Grands Affluents, Congo, over 5.9 Mha.
Okavango Delta System, Botswana, over 5.5 Mha.
Plaines d’inondation des Bahr Aouk et Salamat, Chad, over 4.9 Mha.
Delta intérieur du Niger, Mali, over 4.1 Mha.
Pantanal Boliviano, Bolivia, over 3.1 Mha.
Plaines d’inondation du Logone et les dépressions Toupouri, Chad, over 2.9 Mha.
Reentrancias Maranhenses, Brazil, over 2.6 Mha.
Plaine de Massenya, Chad, over 2.5 Mha.
Gueltas et Oasis de l’Aïr, Niger, 2.4 Mha.
Polar Bear Provincial Park, Canada, over 2.4 Mha.
Réserve Naturelle Nationale des Terres Australes Françaises, Antarctica, site proposed by France, with over de 2.2 Mha.

- Countries contributing the largest area to Ramsar total:

Canada, 13 Mha.
Chad, over 12 Mha.
Russia, over 10 Mha.
Sudan, 9.2 Mha.
Congo, 8.45 Mha.
Mexico, 8.1 Mha.
Australia and Democratic Republic of Congo, each with over 7 Mha.
Botswana, Peru, Bolivia, Brazil and Guinea, each with over 6 Mha.

- How much area does each of the 10 largest countries contribute and what percentage of their total territory does it represent?

1) Russia: 10,324,000 ha. 0.60% of its territory
2) Canada: 13,067,000 ha. 1.31% of its territory
3) USA: 1,313,000 ha. 0.13% of its territory
4) China: 3,168,000 ha. 0.33% of its territory
5) Brazil: 6,434,000 ha. 0.75% of its territory
6) Australia: 7,510,000 ha. 0.97% of its territory
7) India: 670,000 ha. 0.20% of its territory
8) Argentina: 3,705,000 ha. 1.34% of its territory
9) Kazakhstan: 465,000 ha. 0.17% of its territory
10) Sudan: 9,189,600 ha. 3.66% of its territory

- Most curious contribution:

France contributes Antarctic lands, which under the Antarctic Treaty is under special jurisdiction and environmental protection is already intrinsic, thereby not requiring additional protection.
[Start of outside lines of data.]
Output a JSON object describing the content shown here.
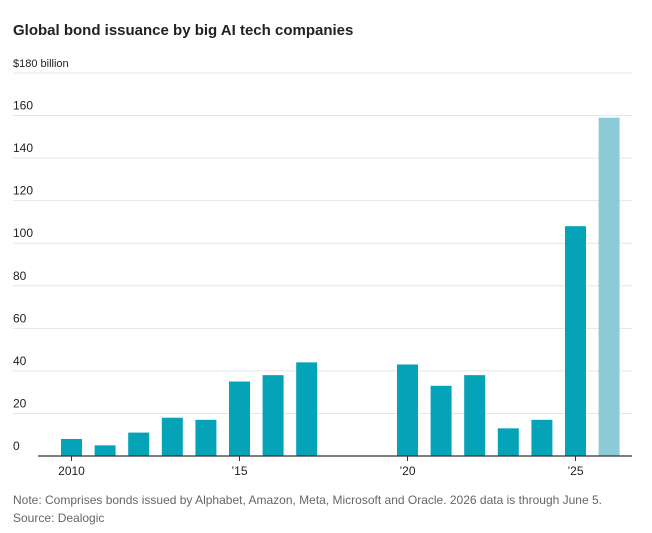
{
  "title": "Global bond issuance by big AI tech companies",
  "note": "Note: Comprises bonds issued by Alphabet, Amazon, Meta, Microsoft and Oracle. 2026 data is through June 5.",
  "source": "Source: Dealogic",
  "colors": {
    "bar": "#05a3b8",
    "bar_partial": "#8ccad8",
    "grid": "#e6e6e6",
    "axis": "#333333",
    "text": "#222222",
    "note_text": "#666666"
  },
  "chart_data": {
    "type": "bar",
    "title": "Global bond issuance by big AI tech companies",
    "ylabel": "$180 billion",
    "xlabel": "",
    "ylim": [
      0,
      180
    ],
    "yticks": [
      {
        "value": 0,
        "label": "0"
      },
      {
        "value": 20,
        "label": "20"
      },
      {
        "value": 40,
        "label": "40"
      },
      {
        "value": 60,
        "label": "60"
      },
      {
        "value": 80,
        "label": "80"
      },
      {
        "value": 100,
        "label": "100"
      },
      {
        "value": 120,
        "label": "120"
      },
      {
        "value": 140,
        "label": "140"
      },
      {
        "value": 160,
        "label": "160"
      },
      {
        "value": 180,
        "label": "$180 billion"
      }
    ],
    "xticks": [
      {
        "value": 2010,
        "label": "2010"
      },
      {
        "value": 2015,
        "label": "’15"
      },
      {
        "value": 2020,
        "label": "’20"
      },
      {
        "value": 2025,
        "label": "’25"
      }
    ],
    "grid": true,
    "categories": [
      2010,
      2011,
      2012,
      2013,
      2014,
      2015,
      2016,
      2017,
      2018,
      2019,
      2020,
      2021,
      2022,
      2023,
      2024,
      2025,
      2026
    ],
    "values": [
      8,
      5,
      11,
      18,
      17,
      35,
      38,
      44,
      0,
      0,
      43,
      33,
      38,
      13,
      17,
      108,
      159
    ],
    "partial_period": [
      false,
      false,
      false,
      false,
      false,
      false,
      false,
      false,
      false,
      false,
      false,
      false,
      false,
      false,
      false,
      false,
      true
    ]
  }
}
- Country that contributes the least: Monaco, with 10 ha.

- Countries that contribute the most in relation to their total area:

Congo, with over 8 Mha., contributing over 24 % of its territory.
Botswana, with over 6 Mha, contributing over 11% of its territory.
Chad, with over 12 Mha, contributing almost 10% of its territory.
These are followed in decreasing order by France (with the curious anomaly mentioned above), Bolivia and Peru with almost 6% of their territories, Mexico, UK, Mali and Congo R.D. with approximately 4%, and Argentina, Germany, Australia and Canada with between 2% and 1% of their territories.

- Trans-border sites:

As with landscapes and ecological regions, there are sites included in the Ramsar Convention that cannot be divided and constitute ecological units beyond political circumstances and are therefore shared by more than one country in international border areas. Presently there are 12 such sites and, even though they are mentioned in the general list as individual sites, in fact these natural resources are shared by various countries along international borders: Hungary-Slovakia in three sites, Belgium-Luxemburg, Austria-Czech Republic-Slovakia, Czech Republic-Poland, Estonia-Latvia, Hungary-Slovakia, Belarus-Ukraine, Austria-Germany, France-Germany, and Gambia-Senegal.